Searching a table inside PDF is different (and worse) than in PDFexpress

WebViewer Version: 8.6.0

Do you have an issue with a specific file(s)? No
Can you reproduce using one of our samples or online demos? Yes
Are you using the WebViewer server? Yes (assuming the demo is using it)
Does the issue only happen on certain browsers? No
Is your issue related to a front-end framework? No
Is your issue related to annotations? No

Please give a brief summary of your issue:

Searching content in a table inside a PDF is hardly usable, because the text is not parsed in the same way it is displayed (jumping around, instead of row by row)

Please describe your issue and provide steps to reproduce it:

  1. Obtain a PDF file with a table inside, e.g. a sample from DataTables example - PDF - image (just click the “PDF” button)
  2. Open in PDFtron demo
  3. Search for a term that spans across more than one column
  4. Observe: no results
  5. Search for a term that is just within one column
  6. Observe: the search results show that pdftron has parsed the table in a very jagged way, jumping between columns within a row, etc.

Now compare this to the PDFjsexpress demo. Here the parsing/searching works as expected.

Unfortunately, this blocks us from upgrading to PDFtron at the moment. Any ideas how this can be worked around?

Hello, I’m Ron, an automated tech support bot :robot:

While you wait for one of our customer support representatives to get back to you, please check out some of these documentation pages:

Guides:APIs:Forums:

Hello @andre

I’ve tried to reproduce the issue following the steps you wrote but I could not. WebViewer search works as expected. Please see the images below:


Am I missing something or doing anything different from what you are doing?

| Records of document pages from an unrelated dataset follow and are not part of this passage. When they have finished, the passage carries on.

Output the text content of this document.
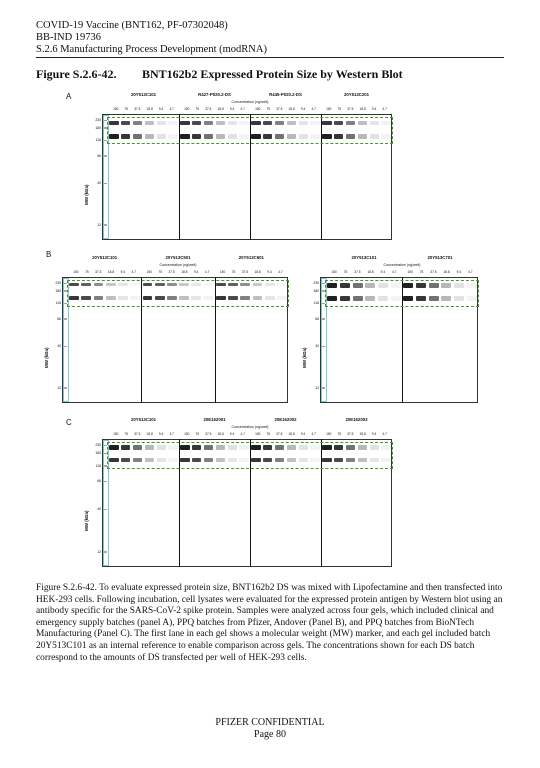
COVID-19 Vaccine (BNT162, PF-07302048)
BB-IND 19736
S.2.6 Manufacturing Process Development (modRNA)
Figure S.2.6-42. BNT162b2 Expressed Protein Size by Western Blot
A
B
C
20Y513C101
150 75 37.5 18.8 9.4 4.7
R427-P020.2-DS
150 75 37.5 18.8 9.4 4.7
R445-P020.2-DS
150 75 37.5 18.8 9.4 4.7
20Y513C201
150 75 37.5 18.8 9.4 4.7
Concentration (ng/well)
230
180
116
66
40
12
MW (kDa)
20Y513C101
150 75 37.5 18.8 9.4 4.7
20Y513C501
150 75 37.5 18.8 9.4 4.7
20Y513C601
150 75 37.5 18.8 9.4 4.7
Concentration (ng/well)
230
180
116
66
40
12
MW (kDa)
20Y513C101
150 75 37.5 18.8 9.4 4.7
20Y513C701
150 75 37.5 18.8 9.4 4.7
Concentration (ng/well)
230
180
116
66
40
12
MW (kDa)
20Y513C101
150 75 37.5 18.8 9.4 4.7
20E162001
150 75 37.5 18.8 9.4 4.7
20E162002
150 75 37.5 18.8 9.4 4.7
20E162003
150 75 37.5 18.8 9.4 4.7
Concentration (ng/well)
230
180
116
66
40
12
MW (kDa)
Figure S.2.6-42. To evaluate expressed protein size, BNT162b2 DS was mixed with Lipofectamine and then transfected into HEK-293 cells. Following incubation, cell lysates were evaluated for the expressed protein antigen by Western blot using an antibody specific for the SARS-CoV-2 spike protein. Samples were analyzed across four gels, which included clinical and emergency supply batches (panel A), PPQ batches from Pfizer, Andover (Panel B), and PPQ batches from BioNTech Manufacturing (Panel C). The first lane in each gel shows a molecular weight (MW) marker, and each gel included batch 20Y513C101 as an internal reference to enable comparison across gels. The concentrations shown for each DS batch correspond to the amounts of DS transfected per well of HEK-293 cells.
PFIZER CONFIDENTIAL
Page 80
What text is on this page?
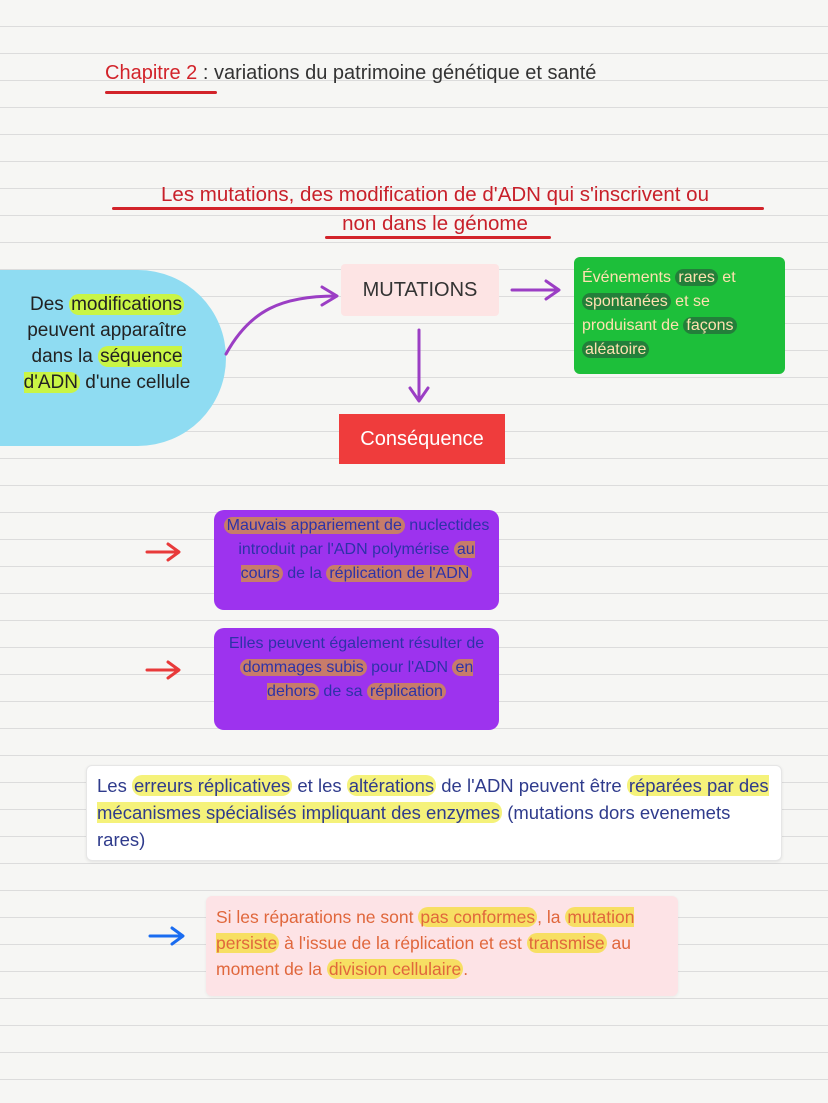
Chapitre 2 : variations du patrimoine génétique et santé
Les mutations, des modification de d'ADN qui s'inscrivent ou
non dans le génome
Des modifications peuvent apparaître dans la séquence d'ADN d'une cellule
MUTATIONS
Événements rares et spontanées et se produisant de façons aléatoire
Conséquence
Mauvais appariement de nuclectides introduit par l'ADN polymérise au cours de la réplication de l'ADN
Elles peuvent également résulter de dommages subis pour l'ADN en dehors de sa réplication
Les erreurs réplicatives et les altérations de l'ADN peuvent être réparées par des mécanismes spécialisés impliquant des enzymes (mutations dors evenemets rares)
Si les réparations ne sont pas conformes , la mutation persiste à l'issue de la réplication et est transmise au moment de la division cellulaire .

Hi @dfelix, thanks for looking into this!
It seems you were incredibly lucky. :wink: Take almost any other example and it fails as described:


@dfelix any news on this issue? Thanks!

Please download this latest Stable version of the SDK

https://nightly-pdftron.s3-us-west-2.amazonaws.com/stable/2022-08-08/webviewer/WebViewer-8.7.0_2022-08-08_stable.zip

Latest official builds, and Release channel, are ready for production usage, however the developer channel builds do not get the same amount of testing and can be in a state of change.

And then add the following code to use an alternate means of extracting/parsing text from a PDF.

const { documentViewer, annotationManager, TextExtractorProcessingFlags } = instance.Core;
  documentViewer.addEventListener('documentLoaded', () => {
      documentViewer.getDocument().setTextExtractorProcessingFlags([TextExtractorProcessingFlags.EXTRACT_USING_ZORDER]);
      documentViewer.getDocument().refreshTextData();
    });

Thanks @Ryan, that sounds like just the right way to do it. Will give it a try over the next days.

Hi @Ryan,

I finally got around to testing your suggestion. Instead of the nightly build, I used the 8.7.0 release version.
Unfortunately, it seems that this setting has no impact on the problem at hand.
The search results are appearing in the exact same order for me.

Is there any way to verify if the flag has been activated properly? Do you maybe have a test case I can try to make sure that I got it implemented correctly?

Thank you!

I followed the steps I described earlier and it worked fine for me.

Do you maybe have a test case I can try to make sure that I got it implemented correctly?

Yes, do the following.

  1. Download the WebViewer SDK link I provided earlier.
  2. Unzip in a folder your localhost serves.
  3. Replace the samples/viewing/viewing/viewing.js with the one attached.
  4. Open the sample above and try text searching.

viewing.js.txt (1.1 KB)

Thanks @Ryan for the full example! I can indeed verify your code.

However, replacing the library in your example with the release version of 8.7.0, it no longer works…
I tried both installing via npm and downloading the SDK.
Did this feature maybe not make it to the release?
Strangely, I’m not getting any typescript linter issues – EXTRACT_USING_ZORDER is properly defined.

Hi @andre ,

Which build of WebViewer are you using (can I get a link to it)? I tested the latest nightly and 8.7 build on npm and both seems to be working with the “EXTRACT_USING_ZORDER” option

PDFTron nightly builds

npm install @pdftron/webviewer@8.7-nightly

^when using npm, make sure the public static folder WebViewer is pointing to is up to date

Searching with EXTRACT_USING_ZORDER enable wasn’t working in the official 8.7 release but has been fixed in the nightly builds. It should also be in the upcoming 8.8 release which should come out in the next few weeks. It could be possible that your browser is caching an older version of WebViewer without the fix

Hi @Andrew_Yip,

yes, with the nightly build (using WebViewer-8.7.0_2022-08-24_stable.zip), the zorder is now working as advertised.

The one I tried before was the release version, installed via npm install @pdftron/webviewer@8.7.0. Thanks for pointing out that that was incomplete.

Looking forward to the new release!

Hi,

Thank you for the update and I’m glad that worked for you. We are in the middle of testing and bug fixing for our next 8.8 release currently. Hopefully, it should be released by the end of next week but we could find something that could delay the release.

Best Regards